Neil Flanagan is a public historian, informed by ten years in architecture. At the Heurich House, he is writing a book about how the founders of American urban planning experimented on the neighborhoods of Washington, D.C.
Since 2009, he has published on D.C. history, architecture, in the Washington City Paper, Greater Greater Washington, the Architects’ Newspaper. He has spoken nationwide, including at the Washington History Conference, SACRPH, ASALH, and many local engagements.
Neil graduated from the Yale School of Architecture and specializes in regulatory strategy and whole-building environmental design, from sensory experience to building systems integration.
Neil grew up in Tenleytown and now lives in Ward 5.
Neil is writing a book about the ways that the founders of American urban planning experimented on the neighborhoods of Washington, D.C. before World War II.
Identifying an opportunity in DC’s lack of home rule, a group called the American Civic Association set out in 1921 turn Washington into a model of technocratic planning. Working closely with Herbert Hoover’s Department of Commerce, they developed concepts like zoning, planning boards, slum clearance, historic preservation, and a homeownership society, and then organized successive nationwide campaigns to implement them in DC, ultimately reshaping the city into the monumental National Capital it is today.

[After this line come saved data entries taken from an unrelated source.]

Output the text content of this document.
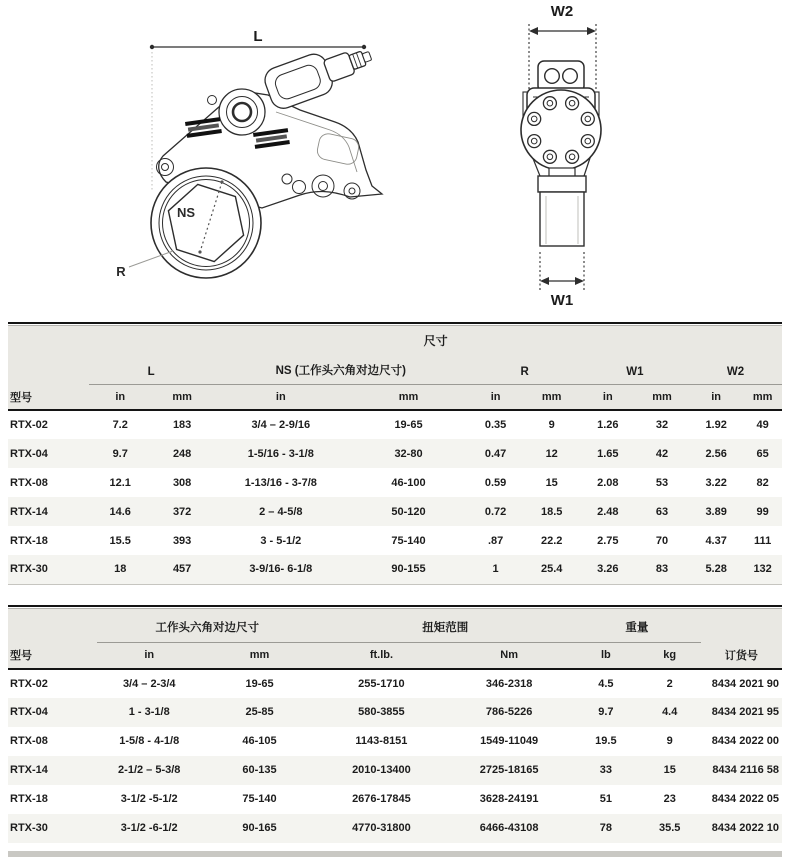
L
NS
R
W2
W1
	尺寸									
	L		NS (工作头六角对边尺寸)		R		W1		W2	
型号	in	mm	in	mm	in	mm	in	mm	in	mm
RTX-02	7.2	183	3/4 – 2-9/16	19-65	0.35	9	1.26	32	1.92	49
RTX-04	9.7	248	1-5/16 - 3-1/8	32-80	0.47	12	1.65	42	2.56	65
RTX-08	12.1	308	1-13/16 - 3-7/8	46-100	0.59	15	2.08	53	3.22	82
RTX-14	14.6	372	2 – 4-5/8	50-120	0.72	18.5	2.48	63	3.89	99
RTX-18	15.5	393	3 - 5-1/2	75-140	.87	22.2	2.75	70	4.37	111
RTX-30	18	457	3-9/16- 6-1/8	90-155	1	25.4	3.26	83	5.28	132
	工作头六角对边尺寸		扭矩范围		重量		
型号	in	mm	ft.lb.	Nm	lb	kg	订货号
RTX-02	3/4 – 2-3/4	19-65	255-1710	346-2318	4.5	2	8434 2021 90
RTX-04	1 - 3-1/8	25-85	580-3855	786-5226	9.7	4.4	8434 2021 95
RTX-08	1-5/8 - 4-1/8	46-105	1143-8151	1549-11049	19.5	9	8434 2022 00
RTX-14	2-1/2 – 5-3/8	60-135	2010-13400	2725-18165	33	15	8434 2116 58
RTX-18	3-1/2 -5-1/2	75-140	2676-17845	3628-24191	51	23	8434 2022 05
RTX-30	3-1/2 -6-1/2	90-165	4770-31800	6466-43108	78	35.5	8434 2022 10
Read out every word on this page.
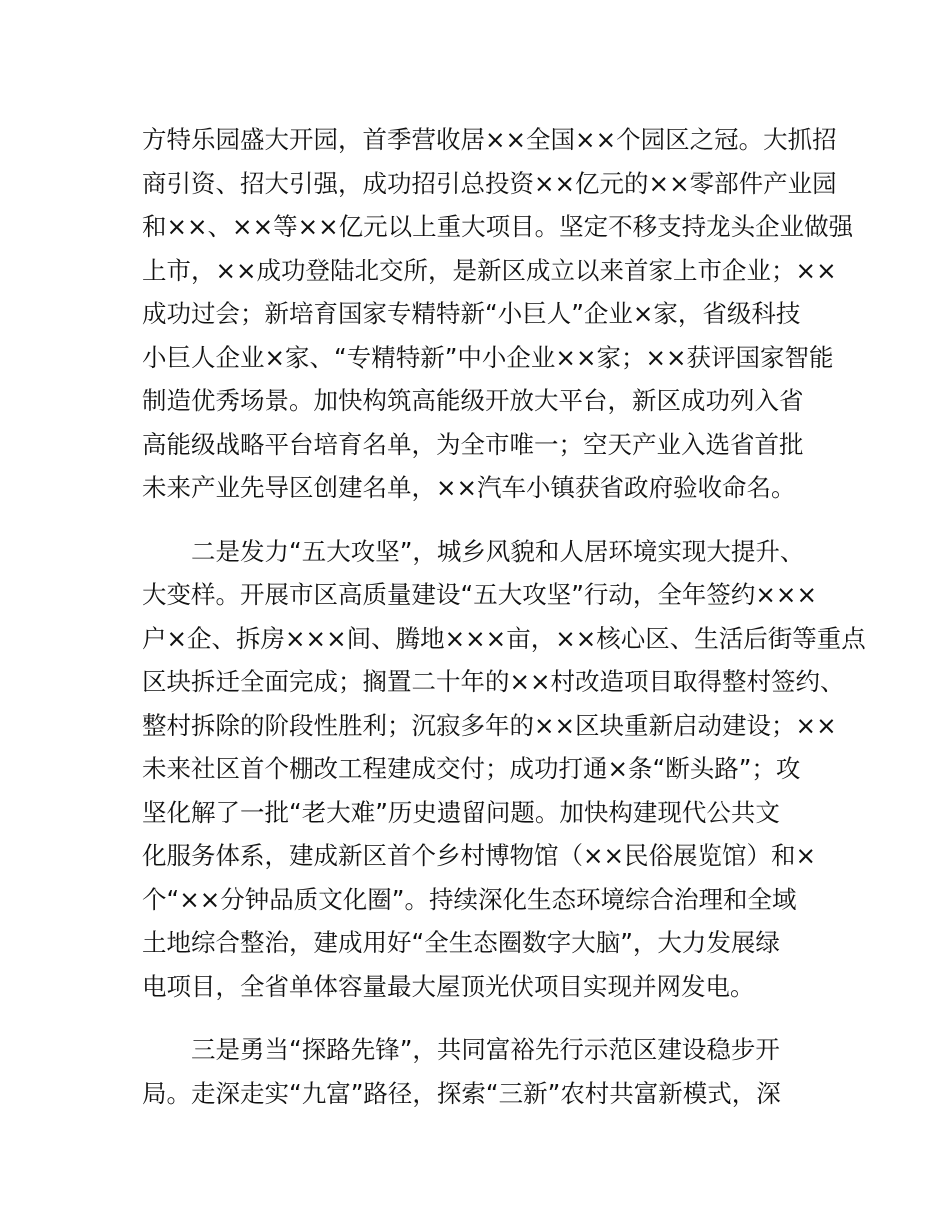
方特乐园盛大开园，首季营收居××全国××个园区之冠。大抓招
商引资、招大引强，成功招引总投资××亿元的××零部件产业园
和××、××等××亿元以上重大项目。坚定不移支持龙头企业做强
上市，××成功登陆北交所，是新区成立以来首家上市企业；××
成功过会；新培育国家专精特新“小巨人”企业×家，省级科技
小巨人企业×家、“专精特新”中小企业××家；××获评国家智能
制造优秀场景。加快构筑高能级开放大平台，新区成功列入省
高能级战略平台培育名单，为全市唯一；空天产业入选省首批
未来产业先导区创建名单，××汽车小镇获省政府验收命名。
二是发力“五大攻坚”，城乡风貌和人居环境实现大提升、
大变样。开展市区高质量建设“五大攻坚”行动，全年签约×××
户×企、拆房×××间、腾地×××亩，××核心区、生活后街等重点
区块拆迁全面完成；搁置二十年的××村改造项目取得整村签约、
整村拆除的阶段性胜利；沉寂多年的××区块重新启动建设；××
未来社区首个棚改工程建成交付；成功打通×条“断头路”；攻
坚化解了一批“老大难”历史遗留问题。加快构建现代公共文
化服务体系，建成新区首个乡村博物馆（××民俗展览馆）和×
个“××分钟品质文化圈”。持续深化生态环境综合治理和全域
土地综合整治，建成用好“全生态圈数字大脑”，大力发展绿
电项目，全省单体容量最大屋顶光伏项目实现并网发电。
三是勇当“探路先锋”，共同富裕先行示范区建设稳步开
局。走深走实“九富”路径，探索“三新”农村共富新模式，深
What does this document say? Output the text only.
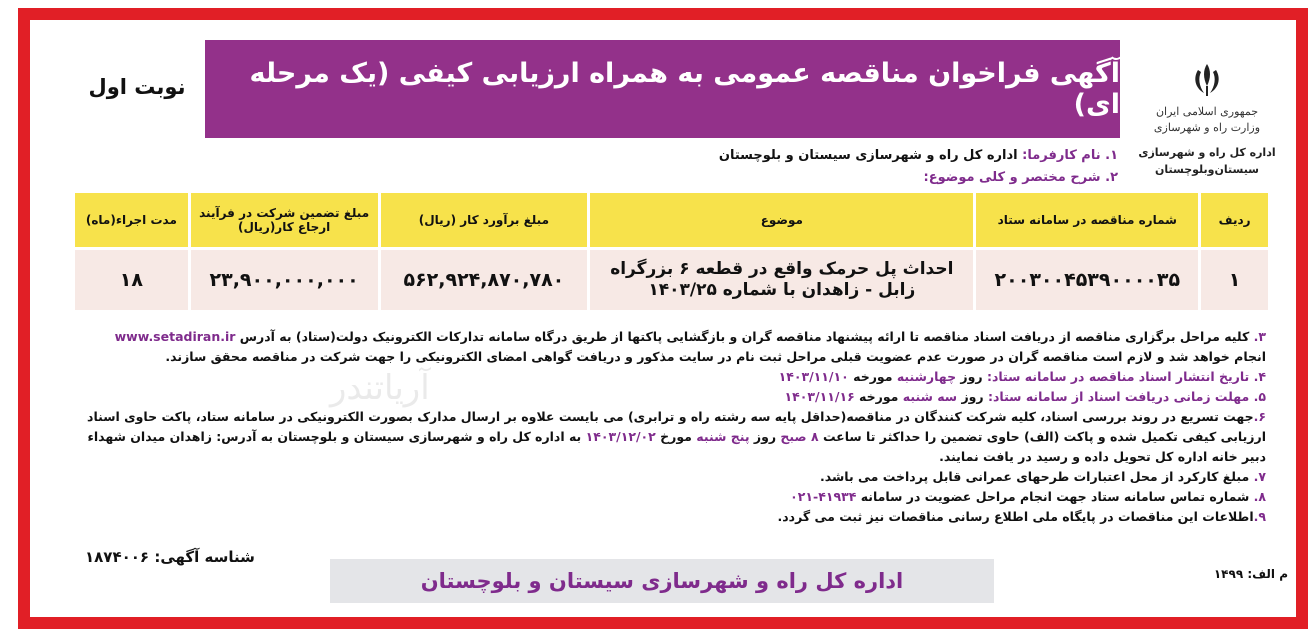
جمهوری اسلامی ایران
وزارت راه و شهرسازی
اداره کل راه و شهرسازی
سیستان‌وبلوچستان
آگهی فراخوان مناقصه عمومی به همراه ارزیابی کیفی (یک مرحله ای)
نوبت اول
۱. نام کارفرما: اداره کل راه و شهرسازی سیستان و بلوچستان
۲. شرح مختصر و کلی موضوع:
آریاتندر
ردیف	شماره مناقصه در سامانه ستاد	موضوع	مبلغ برآورد کار (ریال)	مبلغ تضمین شرکت در فرآیند ارجاع کار(ریال)	مدت اجراء(ماه)
۱	۲۰۰۳۰۰۴۵۳۹۰۰۰۰۳۵	احداث پل حرمک واقع در قطعه ۶ بزرگراه
زابل - زاهدان با شماره ۱۴۰۳/۲۵	۵۶۲,۹۲۴,۸۷۰,۷۸۰	۲۳,۹۰۰,۰۰۰,۰۰۰	۱۸

۳. کلیه مراحل برگزاری مناقصه از دریافت اسناد مناقصه تا ارائه پیشنهاد مناقصه گران و بازگشایی پاکتها از طریق درگاه سامانه تدارکات الکترونیک دولت(ستاد) به آدرس www.setadiran.ir انجام خواهد شد و لازم است مناقصه گران در صورت عدم عضویت قبلی مراحل ثبت نام در سایت مذکور و دریافت گواهی امضای الکترونیکی را جهت شرکت در مناقصه محقق سازند.

۴. تاریخ انتشار اسناد مناقصه در سامانه ستاد: روز چهارشنبه مورخه ۱۴۰۳/۱۱/۱۰

۵. مهلت زمانی دریافت اسناد از سامانه ستاد: روز سه شنبه مورخه ۱۴۰۳/۱۱/۱۶

۶.جهت تسریع در روند بررسی اسناد، کلیه شرکت کنندگان در مناقصه(حداقل پایه سه رشته راه و ترابری) می بایست علاوه بر ارسال مدارک بصورت الکترونیکی در سامانه ستاد، پاکت حاوی اسناد ارزیابی کیفی تکمیل شده و پاکت (الف) حاوی تضمین را حداکثر تا ساعت ۸ صبح روز پنج شنبه مورخ ۱۴۰۳/۱۲/۰۲ به اداره کل راه و شهرسازی سیستان و بلوچستان به آدرس: زاهدان میدان شهداء دبیر خانه اداره کل تحویل داده و رسید در یافت نمایند.

۷. مبلغ کارکرد از محل اعتبارات طرحهای عمرانی قابل پرداخت می باشد.

۸. شماره تماس سامانه ستاد جهت انجام مراحل عضویت در سامانه ۴۱۹۳۴-۰۲۱

۹.اطلاعات این مناقصات در پایگاه ملی اطلاع رسانی مناقصات نیز ثبت می گردد.

شناسه آگهی: ۱۸۷۴۰۰۶
م الف: ۱۴۹۹
اداره کل راه و شهرسازی سیستان و بلوچستان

Caught up in their ambitions were neighborhood like the African American suburb known as Reno, now Fort Reno Park. Long a target of segregationists, it was ultimately the planning board created and staffed by the ACA that cleared the town, fully aware of the racist motivation. The book traces the dual histories of Reno and the ACA, examining the ideologies, patronage, and circumstances that led to their fateful entanglement. Woven between these threads are stories of Black ambition and resistance, the rise of women as a political force, and the legacies of colonialism in how American cities are shaped. The book shows how the last traces of Reconstruction and the beginnings of Urban Renewal came into contact in this one neighborhood in DC.